Lesson 5 official topic

Does anyone know why we are not zeroing out the gradients after each epoch in this course notebook (Linear model and neural net from scratch | Kaggle)? This is something that is normally done during each mini-batch/step, which in this notebook - 1 step/mini-batch is one training epoch as there is only a single batch, and seems like a bug although it does not seem to negatively affect the loss and accuracy too much when training for 30 epochs, but I have noticed some other issues. Maybe it does not matter in this case because of the relatively small dataset size and relatively small number of epochs. I’m trying to figure out if this was done on purpose or is a bug.

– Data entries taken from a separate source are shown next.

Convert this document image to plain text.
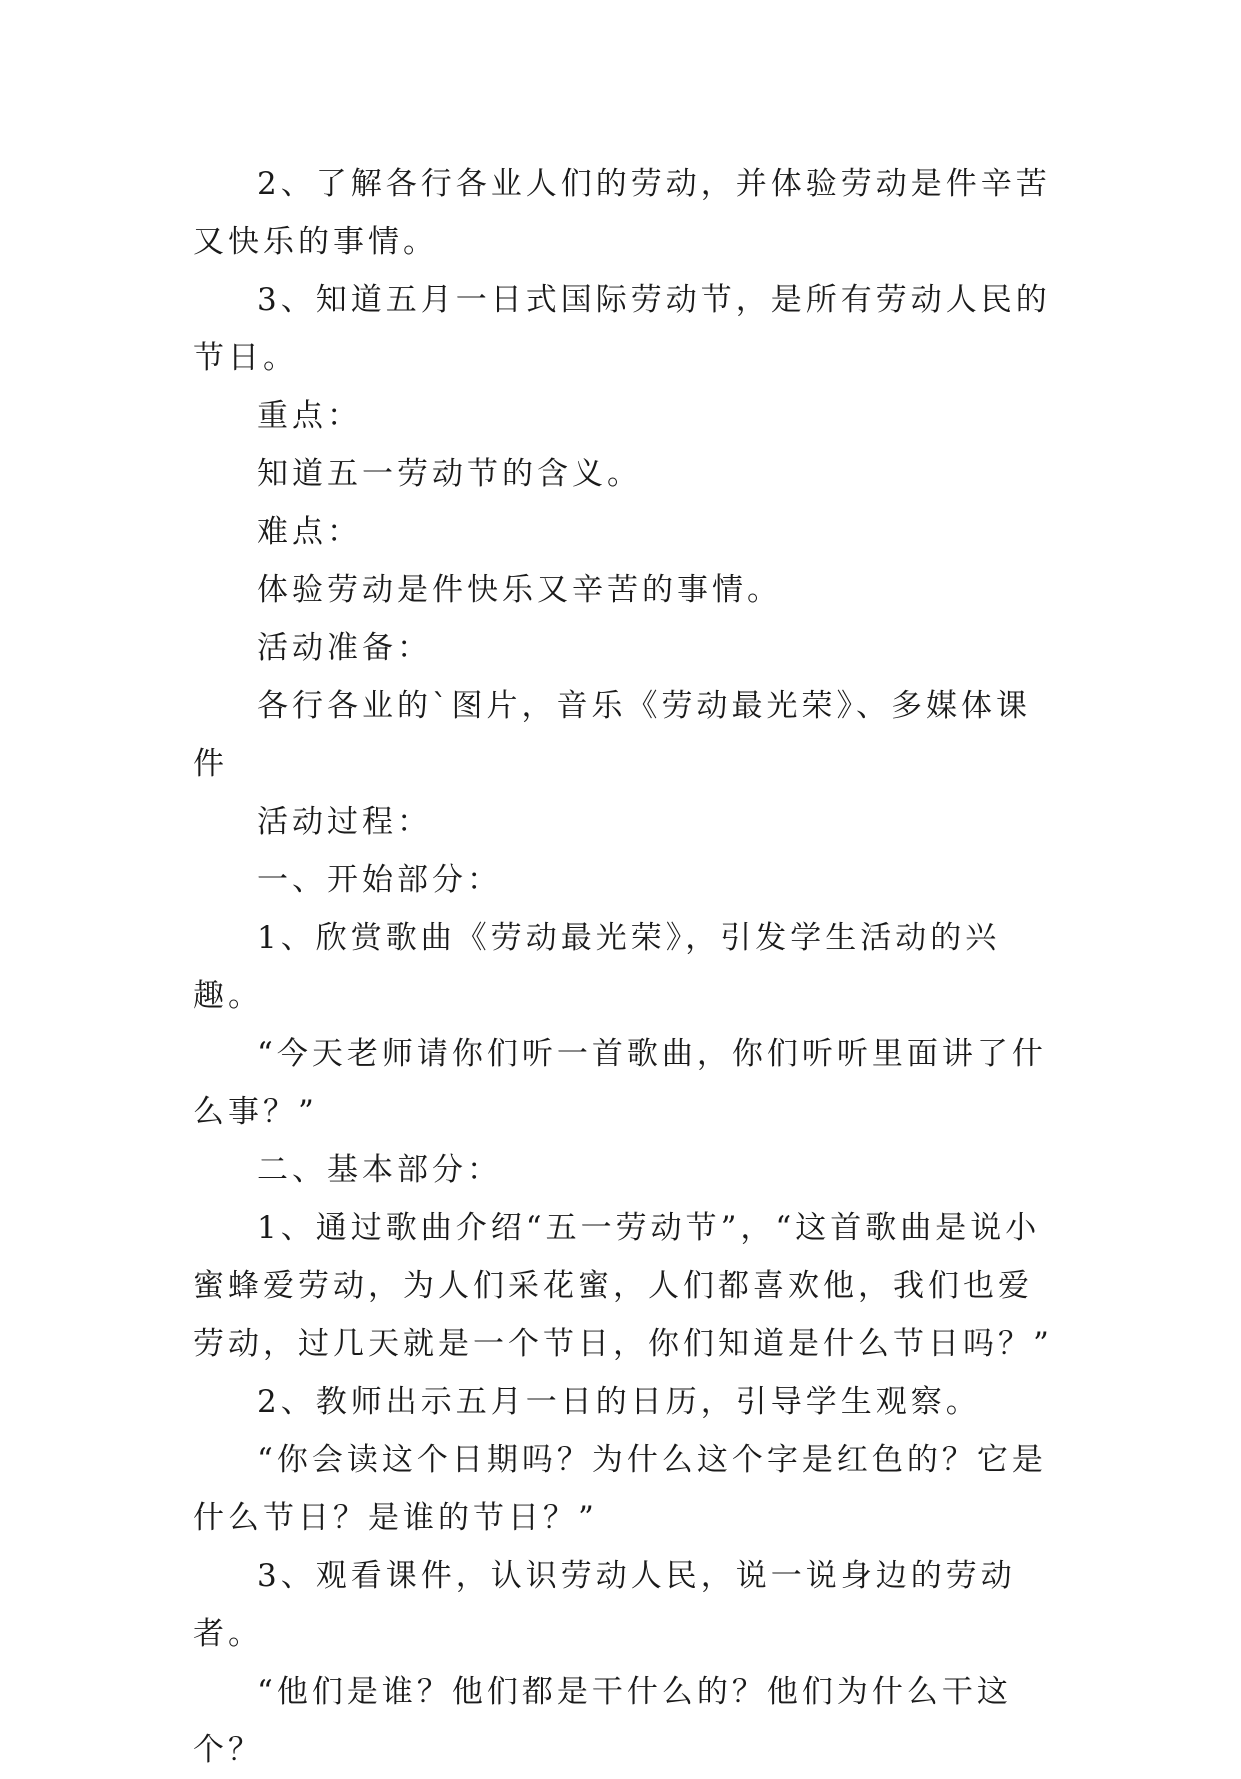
2、了解各行各业人们的劳动，并体验劳动是件辛苦又快乐的事情。

3、知道五月一日式国际劳动节，是所有劳动人民的节日。

重点：

知道五一劳动节的含义。

难点：

体验劳动是件快乐又辛苦的事情。

活动准备：

各行各业的`图片，音乐《劳动最光荣》、多媒体课件

活动过程：

一、开始部分：

1、欣赏歌曲《劳动最光荣》，引发学生活动的兴趣。

“今天老师请你们听一首歌曲，你们听听里面讲了什么事？”

二、基本部分：

1、通过歌曲介绍“五一劳动节”，“这首歌曲是说小蜜蜂爱劳动，为人们采花蜜，人们都喜欢他，我们也爱劳动，过几天就是一个节日，你们知道是什么节日吗？”

2、教师出示五月一日的日历，引导学生观察。

“你会读这个日期吗？为什么这个字是红色的？它是什么节日？是谁的节日？”

3、观看课件，认识劳动人民，说一说身边的劳动者。

“他们是谁？他们都是干什么的？他们为什么干这个？
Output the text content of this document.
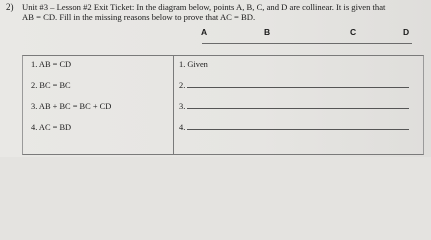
2) Unit #3 – Lesson #2 Exit Ticket: In the diagram below, points A, B, C, and D are collinear. It is given that
AB = CD. Fill in the missing reasons below to prove that AC = BD.
A	B	C	D
1. AB = CD	1. Given
2. BC = BC	2.
3. AB + BC = BC + CD	3.
4. AC = BD	4.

I ran a series of experiments on the linear model both with and without coeffs.grad.zero_(). When training for 30 epochs, I was able to achieve a slightly higher accuracy 0.831460 with coeffs.grad.zero_() at epoch 19 vs 0.825842 without it (matching the accuracy in the course notebook), but the losses were consistently worse and accuracy was worse at the original final epoch (30) as well.

I then started tracking the losses, accuracy, gradients and coefficients and created plots of each one of them to see what was happening as training progressed. I ran both with and without coeffs.grad.zero_() for 30, 100 and 1500 epochs.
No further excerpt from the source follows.